He pointed to plans to introduce “unexplained wealth orders,” a new measure that would expand on existing civil forfeiture laws that allow the province to seize alleged proceeds of crime outside of the criminal justice system.
“If you have assets like cash, luxury cars or housing, you appear to be connected to organized crime or to corruption and you have no apparent source of income that you are using to purchase these assets, you need to demonstrate where that money is coming from, and if you can’t we will be seizing those assets,” Eby said.
The case comes on the heels of B.C.’s Cullen Commission public inquiry, which found money laundering had persisted in B.C. casinos for years and flagged failures on the part of government but ruled out political corruption.
In his statement, Considine recommended changes to Canada’s Proceeds of Crime (Money Laundering) and Terrorist Financing Act (PCMLTFA) to make it easier to prosecute alleged money launderers.
Considine explained that while failing to register a money services business is an offence in Canada, actually operating one does not appear to be.
That meant that while “large bundles of cash are highly suspicious,” the Crown would have been unlikely to prove beyond a reasonable doubt that the money being moved was the proceeds of crime.
Lawyer Wally Oppal, K.C., who is also a former B.C. Supreme Court judge and provincial attorney general, said changes to the law would be necessary to secure a conviction in future, similar cases.
“I can understand why the public would be upset, I can understand why the police who have done so much work here would be disappointed and upset. But the fact is the Crown, under our system, lays the charges. And they only do it if there is a substantial likelihood for conviction,” he said.
“And here, I don’t see any way where there could be a conviction here where they can’t prove that those proceeds that were being moved — albeit in a secretive way — were being moved in a way that wasn’t criminal under our criminal law.”

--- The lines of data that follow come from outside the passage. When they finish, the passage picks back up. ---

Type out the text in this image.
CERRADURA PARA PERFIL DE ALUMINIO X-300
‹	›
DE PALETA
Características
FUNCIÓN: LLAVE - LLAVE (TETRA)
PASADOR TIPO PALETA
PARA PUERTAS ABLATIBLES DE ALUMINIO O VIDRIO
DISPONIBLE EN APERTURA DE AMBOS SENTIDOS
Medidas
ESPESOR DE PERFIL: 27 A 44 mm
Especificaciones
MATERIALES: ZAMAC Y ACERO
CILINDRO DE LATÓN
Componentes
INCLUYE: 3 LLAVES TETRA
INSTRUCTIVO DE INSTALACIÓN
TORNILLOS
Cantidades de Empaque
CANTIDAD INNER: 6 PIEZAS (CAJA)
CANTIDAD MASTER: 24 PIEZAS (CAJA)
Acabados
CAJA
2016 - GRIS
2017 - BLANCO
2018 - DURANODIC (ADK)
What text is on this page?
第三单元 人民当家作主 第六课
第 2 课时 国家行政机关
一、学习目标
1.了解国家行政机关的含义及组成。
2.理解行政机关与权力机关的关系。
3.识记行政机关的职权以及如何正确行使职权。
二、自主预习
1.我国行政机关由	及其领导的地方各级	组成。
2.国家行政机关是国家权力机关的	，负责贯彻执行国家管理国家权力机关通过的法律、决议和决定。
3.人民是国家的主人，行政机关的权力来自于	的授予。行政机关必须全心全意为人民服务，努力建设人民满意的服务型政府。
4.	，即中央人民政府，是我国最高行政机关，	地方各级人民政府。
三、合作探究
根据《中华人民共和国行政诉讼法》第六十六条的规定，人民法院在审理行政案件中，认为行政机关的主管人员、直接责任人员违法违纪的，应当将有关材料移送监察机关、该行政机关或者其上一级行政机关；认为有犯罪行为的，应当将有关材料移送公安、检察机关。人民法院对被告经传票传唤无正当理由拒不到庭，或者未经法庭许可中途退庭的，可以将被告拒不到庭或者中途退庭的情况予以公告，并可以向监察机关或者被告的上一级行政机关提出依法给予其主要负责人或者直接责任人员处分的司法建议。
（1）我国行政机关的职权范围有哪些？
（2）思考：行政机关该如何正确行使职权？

The E-Nationalization investigation alleged that Jin would have wealthy clients transfer cash from outside of Canada to accounts run by his associates in China.
The associates would then deliver near equivalent amounts to his couriers in Canada, which he would store in a safe house or deliver to clients in the form of cash, bank drafts or casino chips.
Investigators alleged that between the period of Feb. 4 and May 19 of 2017 alone, he took in $5.4 million from his associates, paid out more than $6 million to clients, and deposited about $7.2 million in the associates Chinese accounts.
As a part of the investigation, police seized 90 smart phones and collected more than 41,000 documents and two million intercepted communications, most of them in Mandarin.
Police recommended eight charges, including laundering currency and possession of property obtained through a criminal offence, failure to register a money services business, participating in a criminal organization, and instructing and counselling a person to commit robbery, intimidation and mischief for the benefit of a criminal organization.
E-Nationalization marked the second time a massive, resource intensive investigation targeting Jin ended without prosecution.
In 2018, prosecutors stayed charges against him in a similar investigation, dubbed E-Pirate.
That case collapsed when federal prosecutors mistakenly exposed the identity of a police informant.